Mason surrendered five runs on seven hits with five strikeouts over four innings in his last postseason start on Sept. 8 against Mississippi, a 6-5 walk-off win.

"That was pretty rough, I was due for a bad one," he said. "That's baseball, it catches up with itself. Everything catches up with itself and it worked itself out tonight. I try to keep the ball down, try to control the game and let our hitter score some runs, get a win."

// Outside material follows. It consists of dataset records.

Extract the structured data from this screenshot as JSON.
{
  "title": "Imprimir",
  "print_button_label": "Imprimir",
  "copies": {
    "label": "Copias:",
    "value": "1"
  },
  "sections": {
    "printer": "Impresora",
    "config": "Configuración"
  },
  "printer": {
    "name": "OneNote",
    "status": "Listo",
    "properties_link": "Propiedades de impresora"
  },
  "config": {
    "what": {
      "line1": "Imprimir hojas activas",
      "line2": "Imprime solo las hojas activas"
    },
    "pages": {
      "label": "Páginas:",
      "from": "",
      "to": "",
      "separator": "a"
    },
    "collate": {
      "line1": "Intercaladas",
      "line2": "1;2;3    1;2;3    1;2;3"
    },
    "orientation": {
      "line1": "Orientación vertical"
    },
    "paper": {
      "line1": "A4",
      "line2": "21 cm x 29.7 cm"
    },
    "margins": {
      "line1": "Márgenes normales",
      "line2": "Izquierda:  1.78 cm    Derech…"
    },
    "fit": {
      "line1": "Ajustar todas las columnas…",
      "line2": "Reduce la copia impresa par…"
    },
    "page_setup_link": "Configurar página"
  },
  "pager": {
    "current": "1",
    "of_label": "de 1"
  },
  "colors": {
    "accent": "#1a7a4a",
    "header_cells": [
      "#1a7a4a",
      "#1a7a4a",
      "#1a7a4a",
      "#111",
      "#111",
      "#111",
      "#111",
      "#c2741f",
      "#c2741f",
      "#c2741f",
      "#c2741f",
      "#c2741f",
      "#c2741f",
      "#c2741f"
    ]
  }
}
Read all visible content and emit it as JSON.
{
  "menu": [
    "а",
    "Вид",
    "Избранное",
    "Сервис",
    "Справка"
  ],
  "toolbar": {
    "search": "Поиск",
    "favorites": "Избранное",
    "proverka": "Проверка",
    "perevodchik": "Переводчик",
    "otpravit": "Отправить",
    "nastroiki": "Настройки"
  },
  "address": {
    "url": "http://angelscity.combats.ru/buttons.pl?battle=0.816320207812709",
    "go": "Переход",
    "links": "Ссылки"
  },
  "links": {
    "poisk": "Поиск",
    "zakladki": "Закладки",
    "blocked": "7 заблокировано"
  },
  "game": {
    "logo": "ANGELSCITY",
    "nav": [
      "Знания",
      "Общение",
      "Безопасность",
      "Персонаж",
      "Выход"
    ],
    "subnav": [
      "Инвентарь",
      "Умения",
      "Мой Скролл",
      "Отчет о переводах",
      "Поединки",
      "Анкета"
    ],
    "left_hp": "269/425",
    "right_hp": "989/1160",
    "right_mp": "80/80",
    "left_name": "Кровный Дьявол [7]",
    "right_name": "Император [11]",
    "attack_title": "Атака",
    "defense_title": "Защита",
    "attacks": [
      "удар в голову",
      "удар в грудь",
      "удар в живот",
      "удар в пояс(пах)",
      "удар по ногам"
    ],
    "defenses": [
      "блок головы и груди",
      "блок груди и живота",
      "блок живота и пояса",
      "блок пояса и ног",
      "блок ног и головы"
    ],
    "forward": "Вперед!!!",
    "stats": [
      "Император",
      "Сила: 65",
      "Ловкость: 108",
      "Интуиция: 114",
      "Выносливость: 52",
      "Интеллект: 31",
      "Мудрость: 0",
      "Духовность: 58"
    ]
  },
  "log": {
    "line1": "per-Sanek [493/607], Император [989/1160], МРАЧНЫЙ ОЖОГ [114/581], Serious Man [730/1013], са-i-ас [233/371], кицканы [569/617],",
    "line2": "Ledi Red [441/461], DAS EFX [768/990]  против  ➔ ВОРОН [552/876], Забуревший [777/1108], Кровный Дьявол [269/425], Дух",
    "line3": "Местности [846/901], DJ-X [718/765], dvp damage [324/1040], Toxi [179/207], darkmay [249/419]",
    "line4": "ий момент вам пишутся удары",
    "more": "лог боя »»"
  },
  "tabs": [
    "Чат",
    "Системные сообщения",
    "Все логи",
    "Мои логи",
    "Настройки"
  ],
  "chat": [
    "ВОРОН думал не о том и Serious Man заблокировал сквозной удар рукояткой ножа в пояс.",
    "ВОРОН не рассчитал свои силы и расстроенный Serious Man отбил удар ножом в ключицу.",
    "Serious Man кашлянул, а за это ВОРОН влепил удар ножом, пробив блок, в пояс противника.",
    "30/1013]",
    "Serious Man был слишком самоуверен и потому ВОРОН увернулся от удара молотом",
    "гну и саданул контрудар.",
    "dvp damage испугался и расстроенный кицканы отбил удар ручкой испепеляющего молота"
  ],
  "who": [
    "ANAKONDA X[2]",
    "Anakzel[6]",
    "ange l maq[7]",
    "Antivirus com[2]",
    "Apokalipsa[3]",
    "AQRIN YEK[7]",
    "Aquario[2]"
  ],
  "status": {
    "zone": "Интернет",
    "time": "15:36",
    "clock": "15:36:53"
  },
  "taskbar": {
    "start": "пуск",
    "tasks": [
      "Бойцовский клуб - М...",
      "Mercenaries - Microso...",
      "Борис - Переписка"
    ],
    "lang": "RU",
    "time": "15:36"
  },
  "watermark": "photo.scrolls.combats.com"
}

Huntsville starter Derek Miller (0-1) was roughed up for four runs on five hits in three innings. The left-hander, who tossed 13 scoreless innings to close the regular season, struck out three and walked two.

The Stars nearly scored in the second when Steven Sollmann was nailed at home by Perez with two outs. Sollmann and Mat Gamel lined consecutive singles before Moss singled to center, only to watch Perez throw a strike to the plate to Jaso, who made the tag to keep the shutout intact.

"I tried to get in, should have thrown another slider, instead I got it up and in," Mason said of the third single of the inning. "Fernando got it home, it was a close play. He was out, he came up yelling, but he was out. It was a big play, I got really lucky again."

Gamel, Katin and Hernan Iribarren each had two hits, but Adam Heether hit into double plays in the first and third as the Stars left eight men on base.

"I was in trouble every time he was up," Mason said of Heether. "I threw him some sliders, fastballs away and got the double play twice."

Montgomery's Mike Prochaska (7-7, 3.89) will look to clinch the series in Game 4, while Huntsville's Lindsay Gulin (12-6, 3.29) will look to keep the Stars' season alive.

"We need to keep doing it, do it again tomorrow and be Southern League champs," Mason said. "It's very exciting. I've been on a couple championship teams, but I've never won the big game. It's really fun, its just so much fun. Your intensity is up, you've come and played 145 games, you're giving it everything you got, and it's just really fun."

Danny Wild is a contributor to MLB.com.